結果は恥ずかしながら、お姉ちゃんは大富豪6回で最後は大貧民。俺は大貧民6回で最後に大富豪になった。2人とも富豪と貧民にはノータッチの結果となった。
その後もいろんな遊びをした。
ジェンガ
「お風呂のお湯抜き」
「ええ、シャワーだけ!?」
マ〇オカート
「敷布団、マットレス抜き」
「掛け布団あるなら余裕だぜ!」
UNO
「掛け布団、枕抜き、タオルケットだけ」
「何その優しさ!?」
と俺がからかったり、勝負に負けたりしてお姉ちゃんにいろいろなペナルティを課せられた。
最後にしたのは将棋だった。将棋はかなり得意であったが1時間の死闘の末、お姉ちゃんに負けてしまった。
「最後の罰ゲームは…」
そういうとお姉ちゃんはいきなり顔を真っ赤にして下を向き…
「ひざまくら…」
と言った。
「え?」
膝枕と聞こえた気がしたが、本当にお姉ちゃんがそう言ったのか確証が持てず思わず聞き返してしまった。
「だから、ひざまくらっ!」
お姉ちゃんは耳まで真っ赤にしてそう言った。
「う、うん。わかったよ」
そういうと俺はソファに綺麗に座って、膝をとんとんと叩いた。
お姉ちゃんは頬を膨らませた。
「ぎゃくっ!こういうのはお姉ちゃんがのせる方なの!」
大変ぷんすかしてた。
「わかったって!怒んないで」
「もうっ」
というとお姉ちゃんは俺の隣に座って膝をすっと撫でた。改めて考えると女の子の膝枕は人生初である。やばい…めっちゃ緊張する…。
「おいで?」
お姉ちゃんが頭を載せるように促すので俺はゆっくりと横になり、少し狭くて柔らかいお姉ちゃんの膝に頭を乗せた。
お姉ちゃんは満足そうに、「よしよし、いい子だね」と微笑んで、あまりの居心地の良さに俺はついに眠ってしまった。

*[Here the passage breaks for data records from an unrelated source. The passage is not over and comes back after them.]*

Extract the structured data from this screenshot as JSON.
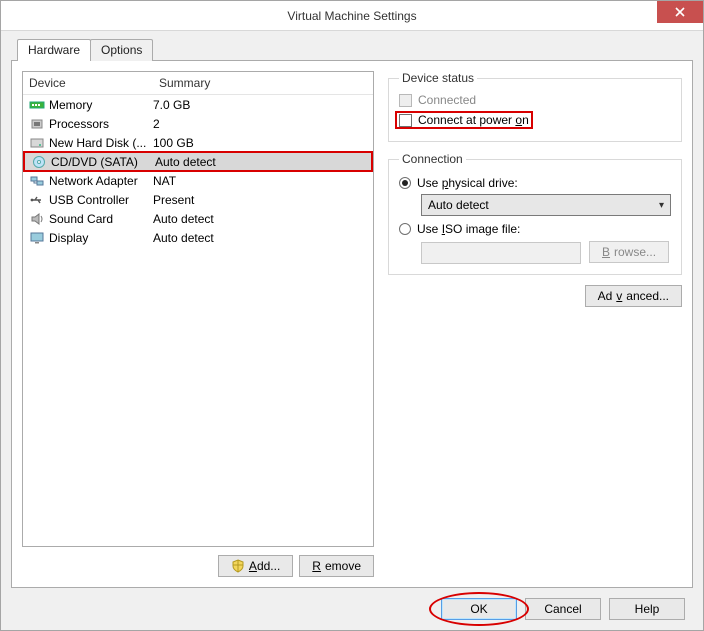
{
  "window": {
    "title": "Virtual Machine Settings"
  },
  "tabs": {
    "hardware": "Hardware",
    "options": "Options"
  },
  "columns": {
    "device": "Device",
    "summary": "Summary"
  },
  "devices": [
    {
      "name": "Memory",
      "summary": "7.0 GB",
      "icon": "memory"
    },
    {
      "name": "Processors",
      "summary": "2",
      "icon": "cpu"
    },
    {
      "name": "New Hard Disk (...",
      "summary": "100 GB",
      "icon": "hdd"
    },
    {
      "name": "CD/DVD (SATA)",
      "summary": "Auto detect",
      "icon": "cd",
      "selected": true,
      "highlight": true
    },
    {
      "name": "Network Adapter",
      "summary": "NAT",
      "icon": "net"
    },
    {
      "name": "USB Controller",
      "summary": "Present",
      "icon": "usb"
    },
    {
      "name": "Sound Card",
      "summary": "Auto detect",
      "icon": "sound"
    },
    {
      "name": "Display",
      "summary": "Auto detect",
      "icon": "display"
    }
  ],
  "leftButtons": {
    "add": "Add...",
    "remove": "Remove"
  },
  "deviceStatus": {
    "legend": "Device status",
    "connected": "Connected",
    "connectAtPowerOn": "Connect at power on"
  },
  "connection": {
    "legend": "Connection",
    "usePhysical_pre": "Use ",
    "usePhysical_u": "p",
    "usePhysical_post": "hysical drive:",
    "physicalValue": "Auto detect",
    "useIso_pre": "Use ",
    "useIso_u": "I",
    "useIso_post": "SO image file:",
    "browse_u": "B",
    "browse_post": "rowse...",
    "advanced_pre": "Ad",
    "advanced_u": "v",
    "advanced_post": "anced..."
  },
  "bottom": {
    "ok": "OK",
    "cancel": "Cancel",
    "help": "Help"
  }
}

目が覚めるとお姉ちゃんが、俺の顔を見つめて頭をゆっくり撫でていた。普段の容姿の幼さとは違う大人っぽさを感じ、俺の眠気は吹き飛んでドキドキした。
なんか恥ずかしくなったので起き上がる。
「お姉ちゃん、今何時?」
「7時半だよ?」
「1時間半も寝てたの?」
「可愛かったよ」
ニコニコとからかいの視線を送ってくるので、もちろん反撃する。
「お姉ちゃんの方が可愛かったよ」
するとお姉ちゃんは顔を真っ赤にして「ご、ご飯用意してくるっ!」と言って去っていった。